The Neruda Case by Roberto Ampuero. I picked this up because as a Hispanic I'm always on the lookout for books that are by or about other Latinos. I loved Pam Munoz Ryan's excellent, award winning book for children, The Dreamer which was about Pablo Neruda. Recently the long dead poet was back in the news when his body was exhumed to see if his death had been murder via poison. Ampuero's mystery novel features Cayetano Brule, who in the 1970s meets Neruda and is offered a case that turns him into a private detective. Neruda advises Cayetano to read the Georges Simeon mysteries featuring the Belgian sleuth Maigret to learn how to learn his new trade. Neruda, who is suffering from cancer wants Cayetano to find a doctor who lived in Mexico City in 1940. Cayetano's quest takes him from Valparaiso, Chile to Mexico City, to Cuba, East Berlin, and back again as he uncovers all kinds of things about the poet, communism, socialism, democracy, and revolution. Readers who like literary mysteries will enjoy this intricate but slow paced story.

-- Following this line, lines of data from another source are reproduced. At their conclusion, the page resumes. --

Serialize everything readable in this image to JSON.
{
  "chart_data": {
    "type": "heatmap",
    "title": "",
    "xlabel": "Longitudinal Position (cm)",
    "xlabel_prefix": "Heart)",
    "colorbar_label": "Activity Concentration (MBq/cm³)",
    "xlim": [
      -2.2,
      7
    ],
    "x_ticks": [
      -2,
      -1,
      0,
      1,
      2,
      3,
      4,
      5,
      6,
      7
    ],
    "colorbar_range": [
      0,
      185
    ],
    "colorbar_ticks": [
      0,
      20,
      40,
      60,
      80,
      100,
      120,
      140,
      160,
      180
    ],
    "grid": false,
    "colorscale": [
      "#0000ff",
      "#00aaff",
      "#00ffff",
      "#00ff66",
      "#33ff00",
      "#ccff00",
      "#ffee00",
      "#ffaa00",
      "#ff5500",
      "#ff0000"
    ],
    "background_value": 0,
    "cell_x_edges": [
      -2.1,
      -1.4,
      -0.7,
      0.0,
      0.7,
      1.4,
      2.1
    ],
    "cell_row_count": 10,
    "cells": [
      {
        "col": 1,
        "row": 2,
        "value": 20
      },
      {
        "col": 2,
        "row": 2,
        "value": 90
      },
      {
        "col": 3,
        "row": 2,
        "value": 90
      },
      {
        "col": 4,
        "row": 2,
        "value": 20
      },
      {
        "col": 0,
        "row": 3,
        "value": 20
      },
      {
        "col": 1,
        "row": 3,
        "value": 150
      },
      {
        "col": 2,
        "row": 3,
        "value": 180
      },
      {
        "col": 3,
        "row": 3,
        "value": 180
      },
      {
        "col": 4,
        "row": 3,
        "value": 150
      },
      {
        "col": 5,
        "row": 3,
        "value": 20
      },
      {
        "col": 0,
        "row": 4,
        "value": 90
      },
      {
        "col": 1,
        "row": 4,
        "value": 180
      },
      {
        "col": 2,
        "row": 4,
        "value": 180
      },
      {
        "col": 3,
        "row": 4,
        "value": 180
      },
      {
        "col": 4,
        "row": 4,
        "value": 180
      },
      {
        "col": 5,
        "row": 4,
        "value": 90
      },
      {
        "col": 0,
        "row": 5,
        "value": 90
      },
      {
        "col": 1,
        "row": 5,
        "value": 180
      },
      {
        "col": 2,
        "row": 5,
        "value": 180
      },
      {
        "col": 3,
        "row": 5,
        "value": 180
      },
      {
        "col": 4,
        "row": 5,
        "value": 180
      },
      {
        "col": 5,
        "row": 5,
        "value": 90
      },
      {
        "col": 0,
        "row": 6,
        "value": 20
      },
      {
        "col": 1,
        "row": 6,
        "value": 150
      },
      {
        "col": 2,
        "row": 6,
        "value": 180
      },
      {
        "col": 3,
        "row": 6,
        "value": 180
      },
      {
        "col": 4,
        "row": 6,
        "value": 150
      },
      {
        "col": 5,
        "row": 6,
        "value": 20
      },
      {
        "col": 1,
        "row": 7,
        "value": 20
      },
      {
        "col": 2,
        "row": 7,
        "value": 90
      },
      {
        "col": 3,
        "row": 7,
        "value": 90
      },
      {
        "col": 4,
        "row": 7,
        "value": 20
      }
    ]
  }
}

A Fistful of Collars, he fifth Bernie and Chet mystery by Spencer Quinn is a fast-paced enjoyable mystery tale told from Chet's point of view. Chet is a German Shepherd who washed out of the police academy and became Bernie Little's sidekick and partner in the Little Detective Agency. When a movie starts filming in the valley Bernie is hired by the mayor's office to provide extra security for Thad Perry, a top box office draw. They end up investigating two murders and come into conflict with Bernie's ex who wants their young son Charlie to be in movies and Thad's constant companion, a cat named Brando. Endearing characters and an entertaining listen.

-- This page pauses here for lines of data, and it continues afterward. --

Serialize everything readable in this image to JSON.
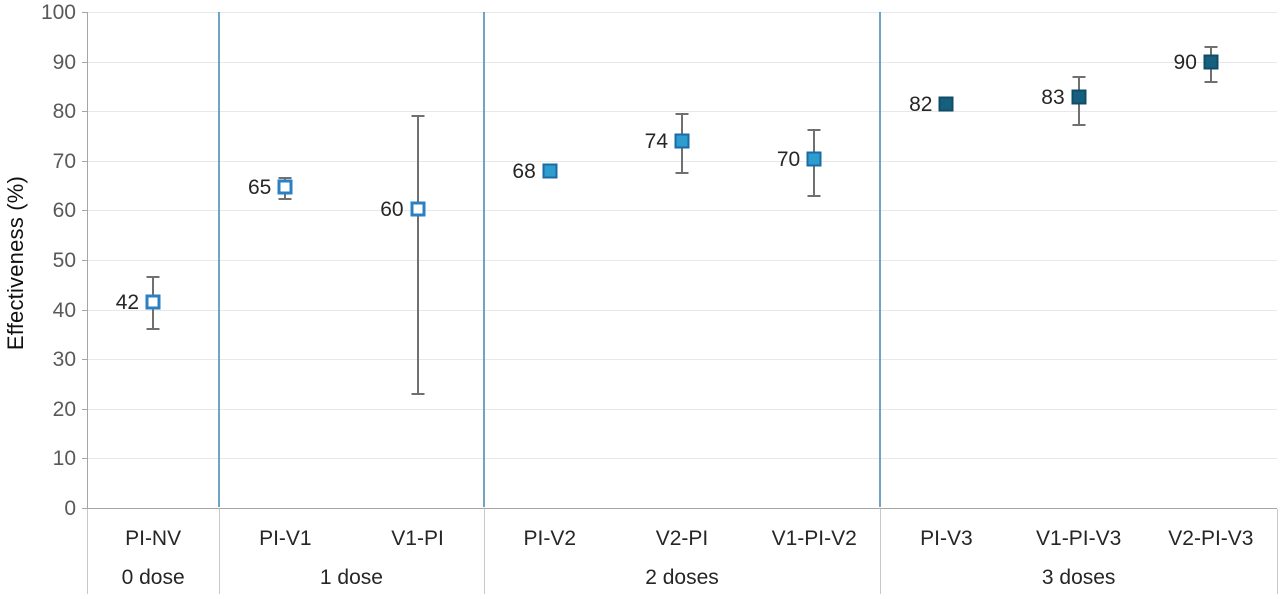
{
  "chart_data": {
    "type": "scatter",
    "title": "",
    "ylabel": "Effectiveness (%)",
    "xlabel": "",
    "ylim": [
      0,
      100
    ],
    "yticks": [
      0,
      10,
      20,
      30,
      40,
      50,
      60,
      70,
      80,
      90,
      100
    ],
    "grid": "horizontal",
    "legend": "none",
    "groups": [
      {
        "label": "0 dose",
        "categories": [
          "PI-NV"
        ]
      },
      {
        "label": "1 dose",
        "categories": [
          "PI-V1",
          "V1-PI"
        ]
      },
      {
        "label": "2 doses",
        "categories": [
          "PI-V2",
          "V2-PI",
          "V1-PI-V2"
        ]
      },
      {
        "label": "3 doses",
        "categories": [
          "PI-V3",
          "V1-PI-V3",
          "V2-PI-V3"
        ]
      }
    ],
    "points": [
      {
        "category": "PI-NV",
        "group": "0 dose",
        "label": "42",
        "value": 42,
        "plotted": 41.5,
        "ci_low": 36,
        "ci_high": 46.5,
        "marker": "open"
      },
      {
        "category": "PI-V1",
        "group": "1 dose",
        "label": "65",
        "value": 65,
        "plotted": 64.7,
        "ci_low": 62.3,
        "ci_high": 66.5,
        "marker": "open"
      },
      {
        "category": "V1-PI",
        "group": "1 dose",
        "label": "60",
        "value": 60,
        "plotted": 60.3,
        "ci_low": 23,
        "ci_high": 79,
        "marker": "open"
      },
      {
        "category": "PI-V2",
        "group": "2 doses",
        "label": "68",
        "value": 68,
        "plotted": 68.0,
        "ci_low": null,
        "ci_high": null,
        "marker": "mid"
      },
      {
        "category": "V2-PI",
        "group": "2 doses",
        "label": "74",
        "value": 74,
        "plotted": 74.0,
        "ci_low": 67.5,
        "ci_high": 79.5,
        "marker": "mid"
      },
      {
        "category": "V1-PI-V2",
        "group": "2 doses",
        "label": "70",
        "value": 70,
        "plotted": 70.3,
        "ci_low": 63,
        "ci_high": 76.3,
        "marker": "mid"
      },
      {
        "category": "PI-V3",
        "group": "3 doses",
        "label": "82",
        "value": 82,
        "plotted": 81.5,
        "ci_low": null,
        "ci_high": null,
        "marker": "dark"
      },
      {
        "category": "V1-PI-V3",
        "group": "3 doses",
        "label": "83",
        "value": 83,
        "plotted": 82.8,
        "ci_low": 77.2,
        "ci_high": 86.9,
        "marker": "dark"
      },
      {
        "category": "V2-PI-V3",
        "group": "3 doses",
        "label": "90",
        "value": 90,
        "plotted": 90.0,
        "ci_low": 85.8,
        "ci_high": 92.9,
        "marker": "dark"
      }
    ],
    "colors": {
      "marker_open_border": "#2b80c4",
      "marker_mid_fill": "#2f9cce",
      "marker_mid_border": "#1a6ba6",
      "marker_dark_fill": "#16607f",
      "marker_dark_border": "#114c67",
      "group_separator": "#5794bd",
      "gridline": "#e8e8e8",
      "axis": "#a6a6a6",
      "error_bar": "#707070",
      "tick_text": "#595959",
      "label_text": "#262626"
    }
  }
}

mystery. private investigator. human-animal team
Dreams and Shadows
Harper Voyager 9780062190420
Take every supernatural character you've ever heard of-- faeries, angels, wizards, tricksters, jinn, monsters, even the Green Man--and mix in some graphic violence, detailed fight scenes, and stories within stories and you have this fascinating fantasy. The main characters are two boys, one stolen away as an infant, a changeling left in his place, and the other we meet as a neglected eight-year-old who makes an imprudent wish when found by a jinn. The hype for this book likens it to Neil Gaiman and there are elements that bring him to mind as well as things that made me think of Charles deLint, Brenna Yovanoff, and Holly Black. I enjoyed it but it isn't a favorite because most of the characters were rather mean spirited and the book had some pretty major info dumps.